The concept of magnetic force is pivotal when understanding how charged particles interact with magnetic fields. When a charged particle, such as an electron or proton, moves through a magnetic field, it experiences a force that is perpendicular to both its velocity and the magnetic field. This force is known as the magnetic force.

• This interaction does not do work on the particle since the force is always perpendicular to the velocity of the particle.
• Instead, it alters the direction of the particle's velocity while maintaining its speed.

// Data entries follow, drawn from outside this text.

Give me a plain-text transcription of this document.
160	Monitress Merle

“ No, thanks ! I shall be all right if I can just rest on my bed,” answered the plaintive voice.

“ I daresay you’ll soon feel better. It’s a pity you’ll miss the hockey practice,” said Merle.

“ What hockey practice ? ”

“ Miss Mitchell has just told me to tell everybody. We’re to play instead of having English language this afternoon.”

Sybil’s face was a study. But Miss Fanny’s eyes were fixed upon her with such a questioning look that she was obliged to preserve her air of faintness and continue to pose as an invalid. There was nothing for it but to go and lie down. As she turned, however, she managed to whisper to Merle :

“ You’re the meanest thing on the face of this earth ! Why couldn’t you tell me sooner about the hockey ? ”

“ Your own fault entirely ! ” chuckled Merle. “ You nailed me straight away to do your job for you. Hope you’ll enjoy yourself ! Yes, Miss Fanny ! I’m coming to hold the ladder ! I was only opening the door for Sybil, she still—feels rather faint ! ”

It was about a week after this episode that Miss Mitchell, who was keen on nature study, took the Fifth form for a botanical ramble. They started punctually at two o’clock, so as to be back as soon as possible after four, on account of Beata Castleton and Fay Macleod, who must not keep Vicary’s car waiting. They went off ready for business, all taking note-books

The formula for magnetic force (\(F_B\) ) is given by\[ F_B = |q|vB\sin{\theta} \] where \(|q|\) is the magnitude of the charge, \(v\) is the velocity of the particle, \(B\) is the magnetic field strength, and \(\theta\) is the angle between the velocity and the magnetic field lines. Understanding this force is key to analyzing the motion of charged particles in various fields, such as in particle accelerators or Earth's magnetic field.

Charged Particle Motion

Charged particle motion in a magnetic field is governed by the interplay between the particle's velocity and the magnetic force acting on it. The resulting motion is typically a circular or helical path, due to the perpendicular nature of the magnetic force to the motion of the charge.

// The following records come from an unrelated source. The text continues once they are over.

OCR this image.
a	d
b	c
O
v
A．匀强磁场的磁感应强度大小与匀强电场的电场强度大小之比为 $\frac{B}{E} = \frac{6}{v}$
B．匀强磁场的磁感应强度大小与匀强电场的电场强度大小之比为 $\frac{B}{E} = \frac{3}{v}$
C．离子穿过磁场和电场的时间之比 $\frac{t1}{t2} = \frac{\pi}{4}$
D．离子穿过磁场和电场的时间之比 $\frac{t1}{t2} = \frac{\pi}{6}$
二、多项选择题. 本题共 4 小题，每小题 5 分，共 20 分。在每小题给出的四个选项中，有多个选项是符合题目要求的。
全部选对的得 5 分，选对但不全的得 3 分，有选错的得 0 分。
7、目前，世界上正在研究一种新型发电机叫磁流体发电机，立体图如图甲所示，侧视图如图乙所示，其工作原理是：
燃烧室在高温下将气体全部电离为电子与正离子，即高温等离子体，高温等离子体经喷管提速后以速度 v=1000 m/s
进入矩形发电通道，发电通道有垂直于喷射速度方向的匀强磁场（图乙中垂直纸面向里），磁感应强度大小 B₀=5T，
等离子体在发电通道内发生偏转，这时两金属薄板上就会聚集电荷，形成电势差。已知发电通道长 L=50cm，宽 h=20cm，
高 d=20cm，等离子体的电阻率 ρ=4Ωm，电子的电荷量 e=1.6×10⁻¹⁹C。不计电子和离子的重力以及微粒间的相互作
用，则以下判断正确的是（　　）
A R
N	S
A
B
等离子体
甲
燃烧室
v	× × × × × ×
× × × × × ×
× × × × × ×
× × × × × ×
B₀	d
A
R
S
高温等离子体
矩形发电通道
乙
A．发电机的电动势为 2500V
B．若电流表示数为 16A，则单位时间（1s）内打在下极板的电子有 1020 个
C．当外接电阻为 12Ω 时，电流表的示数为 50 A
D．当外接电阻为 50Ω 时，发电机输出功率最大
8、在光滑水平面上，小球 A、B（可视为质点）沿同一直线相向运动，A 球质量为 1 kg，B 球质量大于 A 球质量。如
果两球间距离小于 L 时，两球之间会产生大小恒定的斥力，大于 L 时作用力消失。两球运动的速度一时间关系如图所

• If a particle's velocity is perpendicular to the magnetic field lines, the particle moves in a circular path.
• If the velocity vector has a component along the magnetic field, the path becomes helical.

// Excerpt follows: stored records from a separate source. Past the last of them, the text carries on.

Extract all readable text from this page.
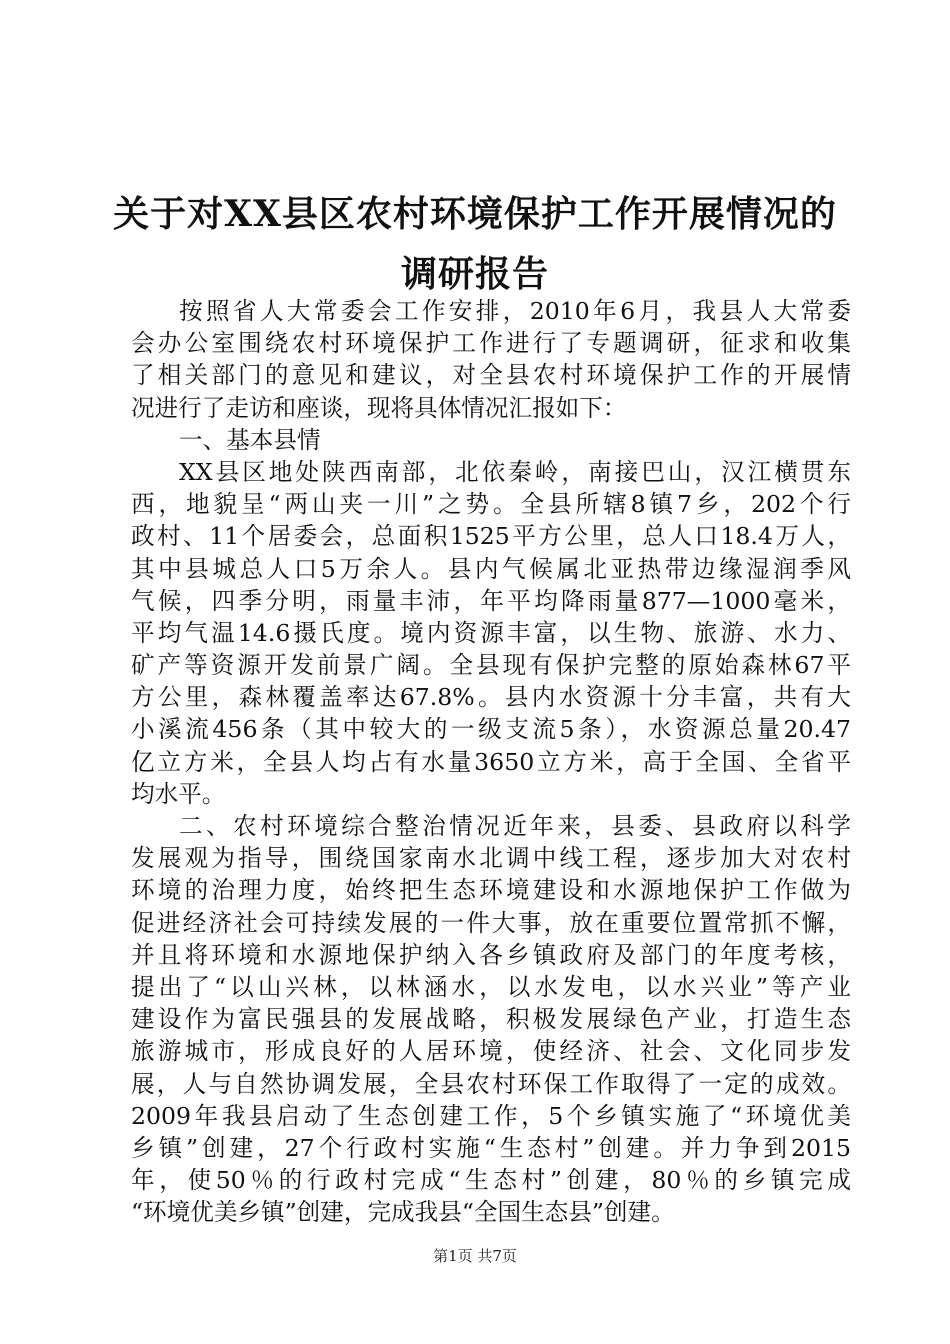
关于对XX县区农村环境保护工作开展情况的
调研报告
按照省人大常委会工作安排，2010年6月，我县人大常委
会办公室围绕农村环境保护工作进行了专题调研，征求和收集
了相关部门的意见和建议，对全县农村环境保护工作的开展情
况进行了走访和座谈，现将具体情况汇报如下：
一、基本县情
XX县区地处陕西南部，北依秦岭，南接巴山，汉江横贯东
西，地貌呈“两山夹一川”之势。全县所辖8镇7乡，202个行
政村、11个居委会，总面积1525平方公里，总人口18.4万人，
其中县城总人口5万余人。县内气候属北亚热带边缘湿润季风
气候，四季分明，雨量丰沛，年平均降雨量877—1000毫米，
平均气温14.6摄氏度。境内资源丰富，以生物、旅游、水力、
矿产等资源开发前景广阔。全县现有保护完整的原始森林67平
方公里，森林覆盖率达67.8%。县内水资源十分丰富，共有大
小溪流456条（其中较大的一级支流5条），水资源总量20.47
亿立方米，全县人均占有水量3650立方米，高于全国、全省平
均水平。
二、农村环境综合整治情况近年来，县委、县政府以科学
发展观为指导，围绕国家南水北调中线工程，逐步加大对农村
环境的治理力度，始终把生态环境建设和水源地保护工作做为
促进经济社会可持续发展的一件大事，放在重要位置常抓不懈，
并且将环境和水源地保护纳入各乡镇政府及部门的年度考核，
提出了“以山兴林，以林涵水，以水发电，以水兴业”等产业
建设作为富民强县的发展战略，积极发展绿色产业，打造生态
旅游城市，形成良好的人居环境，使经济、社会、文化同步发
展，人与自然协调发展，全县农村环保工作取得了一定的成效。
2009年我县启动了生态创建工作，5个乡镇实施了“环境优美
乡镇”创建，27个行政村实施“生态村”创建。并力争到2015
年，使50％的行政村完成“生态村”创建，80％的乡镇完成
“环境优美乡镇”创建，完成我县“全国生态县”创建。
第1页 共7页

The centripetal force necessary for circular motion is supplied by the magnetic force:\[ F_B = \frac{mv^2}{r} \]where \(m\) is the mass of the particle, \(v\) is the speed, and \(r\) is the radius of the circular path. This equation shows how the magnetic field influences the particle's trajectory, allowing us to predict or control the path in various applications.

Lorentz Force Equation

The Lorentz force equation is central to our understanding of how charged particles behave in electromagnetic fields. It describes the total force experienced by a charged particle due to both electric and magnetic fields.The Lorentz force equation is given by:\[ \mathbf{F} = q(\mathbf{E} + \mathbf{v} \times \mathbf{B}) \]where:

• \(\mathbf{F}\) is the total force on the particle,
• \(q\) is the charge,
• \(\mathbf{E}\) is the electric field,
• \(\mathbf{v}\) is the velocity of the particle,
• \(\mathbf{B}\) is the magnetic field.

This equation merges the effects of electric and magnetic forces, allowing us to calculate the net force acting on a moving charge. In many situations, such as in the given exercise, the electric field component can be zero, focusing our attention solely on the magnetic influence. Ensuring clarity in such exercises aids in visualizing and calculating the forces at play.